It wasn’t my undeniable, unresolved childhood trauma. The images of my mother and father using needles “secretly” around me and my sister.
It couldn’t have been the adult I was rushed into by having a child so young.
No, it sure couldn’t have been the depression and emptiness I felt as I watched my mother die before my eyes from years of her own battle of addiction.
Nor could it be the thought of my fathers suicide and the image of the very bridge he jumped from.
No my addiction started and ENDED with me.
All of these traumas were just chapters of my life story. These things didn’t have to define me.
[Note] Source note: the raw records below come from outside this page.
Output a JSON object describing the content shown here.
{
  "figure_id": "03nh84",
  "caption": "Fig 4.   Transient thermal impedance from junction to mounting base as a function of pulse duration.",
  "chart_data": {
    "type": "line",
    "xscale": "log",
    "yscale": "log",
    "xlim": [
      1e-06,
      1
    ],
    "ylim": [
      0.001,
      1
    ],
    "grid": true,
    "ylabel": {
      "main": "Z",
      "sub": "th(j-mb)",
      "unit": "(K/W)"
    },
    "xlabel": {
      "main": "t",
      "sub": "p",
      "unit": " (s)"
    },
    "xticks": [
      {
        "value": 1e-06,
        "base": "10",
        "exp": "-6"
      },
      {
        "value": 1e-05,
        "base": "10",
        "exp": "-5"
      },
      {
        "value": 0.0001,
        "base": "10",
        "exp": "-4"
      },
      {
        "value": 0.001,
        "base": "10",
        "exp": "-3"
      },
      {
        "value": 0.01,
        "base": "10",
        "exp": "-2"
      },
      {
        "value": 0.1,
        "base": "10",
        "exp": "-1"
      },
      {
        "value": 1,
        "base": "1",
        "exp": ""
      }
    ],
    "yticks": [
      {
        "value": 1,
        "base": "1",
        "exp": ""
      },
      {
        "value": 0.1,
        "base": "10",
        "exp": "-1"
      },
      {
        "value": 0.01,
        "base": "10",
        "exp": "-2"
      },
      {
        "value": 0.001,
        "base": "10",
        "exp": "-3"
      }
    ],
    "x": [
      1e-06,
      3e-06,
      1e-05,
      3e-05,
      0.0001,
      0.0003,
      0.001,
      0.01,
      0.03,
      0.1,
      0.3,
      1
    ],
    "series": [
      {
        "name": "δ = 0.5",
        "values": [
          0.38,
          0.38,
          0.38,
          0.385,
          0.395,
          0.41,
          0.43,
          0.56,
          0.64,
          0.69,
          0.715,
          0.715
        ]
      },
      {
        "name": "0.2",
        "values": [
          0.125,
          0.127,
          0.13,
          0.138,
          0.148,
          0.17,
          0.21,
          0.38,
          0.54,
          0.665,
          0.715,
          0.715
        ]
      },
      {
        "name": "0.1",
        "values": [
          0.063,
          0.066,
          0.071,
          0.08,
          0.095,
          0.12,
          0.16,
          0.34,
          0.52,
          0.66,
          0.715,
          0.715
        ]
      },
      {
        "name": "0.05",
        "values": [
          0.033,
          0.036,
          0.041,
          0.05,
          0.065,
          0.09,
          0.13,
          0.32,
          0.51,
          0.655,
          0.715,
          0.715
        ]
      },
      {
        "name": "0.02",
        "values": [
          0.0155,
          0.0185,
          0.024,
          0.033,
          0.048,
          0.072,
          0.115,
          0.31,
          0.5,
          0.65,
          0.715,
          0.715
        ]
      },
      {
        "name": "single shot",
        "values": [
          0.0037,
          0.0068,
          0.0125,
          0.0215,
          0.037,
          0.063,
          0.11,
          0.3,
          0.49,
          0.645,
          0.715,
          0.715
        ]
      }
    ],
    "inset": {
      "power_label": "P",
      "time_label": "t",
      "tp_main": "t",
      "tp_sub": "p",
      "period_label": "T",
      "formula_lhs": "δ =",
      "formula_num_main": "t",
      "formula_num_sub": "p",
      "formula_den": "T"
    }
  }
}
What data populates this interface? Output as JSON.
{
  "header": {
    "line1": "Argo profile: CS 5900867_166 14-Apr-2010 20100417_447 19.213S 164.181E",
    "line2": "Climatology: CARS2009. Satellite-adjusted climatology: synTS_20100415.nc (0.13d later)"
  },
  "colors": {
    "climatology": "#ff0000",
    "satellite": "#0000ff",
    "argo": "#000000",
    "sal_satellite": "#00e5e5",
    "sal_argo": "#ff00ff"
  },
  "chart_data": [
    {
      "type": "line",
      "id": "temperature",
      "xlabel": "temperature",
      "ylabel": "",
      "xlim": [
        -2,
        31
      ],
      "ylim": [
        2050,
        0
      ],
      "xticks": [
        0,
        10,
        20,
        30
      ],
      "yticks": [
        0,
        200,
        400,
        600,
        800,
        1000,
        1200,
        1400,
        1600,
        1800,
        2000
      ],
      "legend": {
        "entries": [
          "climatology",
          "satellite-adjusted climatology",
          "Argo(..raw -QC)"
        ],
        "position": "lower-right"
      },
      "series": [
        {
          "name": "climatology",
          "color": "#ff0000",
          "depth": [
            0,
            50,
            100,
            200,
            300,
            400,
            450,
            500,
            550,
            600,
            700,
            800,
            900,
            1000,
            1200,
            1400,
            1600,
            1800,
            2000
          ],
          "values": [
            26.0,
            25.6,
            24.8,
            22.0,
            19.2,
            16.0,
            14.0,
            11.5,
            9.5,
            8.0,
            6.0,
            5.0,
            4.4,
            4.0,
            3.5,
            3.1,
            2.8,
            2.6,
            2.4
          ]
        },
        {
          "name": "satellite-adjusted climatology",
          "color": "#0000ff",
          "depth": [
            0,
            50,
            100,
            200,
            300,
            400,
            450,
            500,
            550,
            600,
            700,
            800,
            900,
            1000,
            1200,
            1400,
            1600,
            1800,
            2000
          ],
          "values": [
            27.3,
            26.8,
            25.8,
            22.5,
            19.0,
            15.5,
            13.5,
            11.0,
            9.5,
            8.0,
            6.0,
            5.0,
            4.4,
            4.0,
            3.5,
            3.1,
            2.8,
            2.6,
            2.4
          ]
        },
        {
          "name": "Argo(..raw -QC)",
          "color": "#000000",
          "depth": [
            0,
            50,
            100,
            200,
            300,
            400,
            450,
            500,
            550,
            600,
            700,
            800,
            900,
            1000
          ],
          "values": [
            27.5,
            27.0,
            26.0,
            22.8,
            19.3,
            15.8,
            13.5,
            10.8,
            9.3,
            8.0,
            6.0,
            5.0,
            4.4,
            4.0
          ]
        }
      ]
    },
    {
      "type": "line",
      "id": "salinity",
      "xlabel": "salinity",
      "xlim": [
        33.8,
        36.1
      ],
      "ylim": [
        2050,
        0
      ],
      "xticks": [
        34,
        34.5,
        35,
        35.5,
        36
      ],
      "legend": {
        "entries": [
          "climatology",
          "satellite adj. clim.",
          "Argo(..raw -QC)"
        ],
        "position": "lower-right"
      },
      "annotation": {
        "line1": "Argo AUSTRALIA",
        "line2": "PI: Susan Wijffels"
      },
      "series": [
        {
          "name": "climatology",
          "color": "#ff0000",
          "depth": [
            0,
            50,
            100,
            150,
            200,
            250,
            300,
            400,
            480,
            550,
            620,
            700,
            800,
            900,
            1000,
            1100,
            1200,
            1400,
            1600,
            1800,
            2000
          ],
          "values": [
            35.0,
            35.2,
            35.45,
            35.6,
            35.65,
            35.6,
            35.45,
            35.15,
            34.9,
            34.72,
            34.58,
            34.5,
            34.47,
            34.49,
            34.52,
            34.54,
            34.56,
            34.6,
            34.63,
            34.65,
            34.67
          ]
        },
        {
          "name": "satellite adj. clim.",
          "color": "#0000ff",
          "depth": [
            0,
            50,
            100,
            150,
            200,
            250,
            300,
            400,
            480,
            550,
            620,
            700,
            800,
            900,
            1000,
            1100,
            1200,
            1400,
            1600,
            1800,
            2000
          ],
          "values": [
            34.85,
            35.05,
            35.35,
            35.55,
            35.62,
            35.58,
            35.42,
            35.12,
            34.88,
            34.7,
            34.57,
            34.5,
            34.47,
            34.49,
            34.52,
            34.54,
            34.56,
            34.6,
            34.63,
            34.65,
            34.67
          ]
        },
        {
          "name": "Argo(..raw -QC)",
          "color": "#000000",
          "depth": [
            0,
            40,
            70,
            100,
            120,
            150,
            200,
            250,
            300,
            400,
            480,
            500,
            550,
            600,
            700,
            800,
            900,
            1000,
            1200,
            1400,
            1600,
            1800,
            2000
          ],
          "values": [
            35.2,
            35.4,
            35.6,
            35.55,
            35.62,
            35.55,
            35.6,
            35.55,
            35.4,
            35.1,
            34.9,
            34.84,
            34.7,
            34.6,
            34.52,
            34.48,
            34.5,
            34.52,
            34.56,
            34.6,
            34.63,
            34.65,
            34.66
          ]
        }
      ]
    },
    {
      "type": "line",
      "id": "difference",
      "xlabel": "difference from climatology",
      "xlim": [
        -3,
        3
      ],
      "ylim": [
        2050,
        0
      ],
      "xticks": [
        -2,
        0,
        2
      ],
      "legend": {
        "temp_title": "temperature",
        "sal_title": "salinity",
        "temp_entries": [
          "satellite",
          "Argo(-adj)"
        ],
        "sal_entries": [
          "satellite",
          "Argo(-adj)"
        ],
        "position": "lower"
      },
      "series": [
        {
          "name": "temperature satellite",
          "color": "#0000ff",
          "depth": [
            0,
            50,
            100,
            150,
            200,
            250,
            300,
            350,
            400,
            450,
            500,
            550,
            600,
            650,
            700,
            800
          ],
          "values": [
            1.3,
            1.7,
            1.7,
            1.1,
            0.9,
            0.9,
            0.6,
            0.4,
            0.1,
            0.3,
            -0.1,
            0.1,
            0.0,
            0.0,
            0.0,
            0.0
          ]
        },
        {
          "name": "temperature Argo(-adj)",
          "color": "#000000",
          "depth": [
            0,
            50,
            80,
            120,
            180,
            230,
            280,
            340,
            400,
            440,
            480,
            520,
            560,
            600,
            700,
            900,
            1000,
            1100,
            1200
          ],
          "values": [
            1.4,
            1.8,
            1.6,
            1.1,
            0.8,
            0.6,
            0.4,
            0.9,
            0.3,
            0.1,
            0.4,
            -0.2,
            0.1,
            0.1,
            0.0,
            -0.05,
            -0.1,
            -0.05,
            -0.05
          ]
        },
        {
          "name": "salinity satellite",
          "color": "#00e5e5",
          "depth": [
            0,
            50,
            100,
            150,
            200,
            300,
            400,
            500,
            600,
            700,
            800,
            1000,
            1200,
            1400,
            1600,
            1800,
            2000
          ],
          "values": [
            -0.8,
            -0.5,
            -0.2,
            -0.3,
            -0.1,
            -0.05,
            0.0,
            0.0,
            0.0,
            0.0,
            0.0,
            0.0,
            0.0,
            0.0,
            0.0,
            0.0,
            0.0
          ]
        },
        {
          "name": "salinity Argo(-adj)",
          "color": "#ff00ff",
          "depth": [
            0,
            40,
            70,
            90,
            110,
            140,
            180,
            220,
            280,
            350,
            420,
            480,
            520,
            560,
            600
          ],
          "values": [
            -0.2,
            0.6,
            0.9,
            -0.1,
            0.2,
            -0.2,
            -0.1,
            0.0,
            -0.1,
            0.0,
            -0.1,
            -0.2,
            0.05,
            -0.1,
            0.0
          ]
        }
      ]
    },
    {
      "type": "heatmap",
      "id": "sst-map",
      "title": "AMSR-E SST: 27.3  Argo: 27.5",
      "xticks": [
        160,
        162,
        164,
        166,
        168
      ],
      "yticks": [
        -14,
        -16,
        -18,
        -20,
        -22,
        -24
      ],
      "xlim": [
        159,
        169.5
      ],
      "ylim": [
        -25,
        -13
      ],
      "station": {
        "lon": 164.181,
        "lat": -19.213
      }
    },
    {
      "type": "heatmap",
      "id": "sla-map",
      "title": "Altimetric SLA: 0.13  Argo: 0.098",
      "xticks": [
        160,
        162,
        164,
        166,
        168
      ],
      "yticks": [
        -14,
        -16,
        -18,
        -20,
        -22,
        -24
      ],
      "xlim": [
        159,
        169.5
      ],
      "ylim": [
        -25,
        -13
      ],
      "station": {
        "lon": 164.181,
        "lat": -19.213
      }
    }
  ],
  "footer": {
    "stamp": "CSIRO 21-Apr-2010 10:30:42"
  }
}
I let these images and emptiness in because its all I ever knew. I indulged in reckless behavior and years of addiction because I was comfortable there.
Guilt wasn’t enough for me to stop. There was not a single soul on this earth that was going to help me stop.
Why does it take us so long to realize we deserve better?
That WE deserve to be undeniably happy with the person we are.
We’re comfortable in our addiction and chaotic life. We think we have it “all under control.”
We do not.
I often wonder what I look like from others prospective now. Sober me.
I was so confident as an addict. Untouchable, careless and wild. But I wasn’t happy.
Today, sober and nearing 30, not as confident but my soul is at peace. I’m not fighting the same demons I once was for so many years. I’m not rushing through life with anxiety because my dealer won’t answer a text or call.
I’ve let that little girl inside me with so much trauma and heartache finally go to rest.
It’s time for this new chapter of life to be fulfilling and breathtaking and not rushed.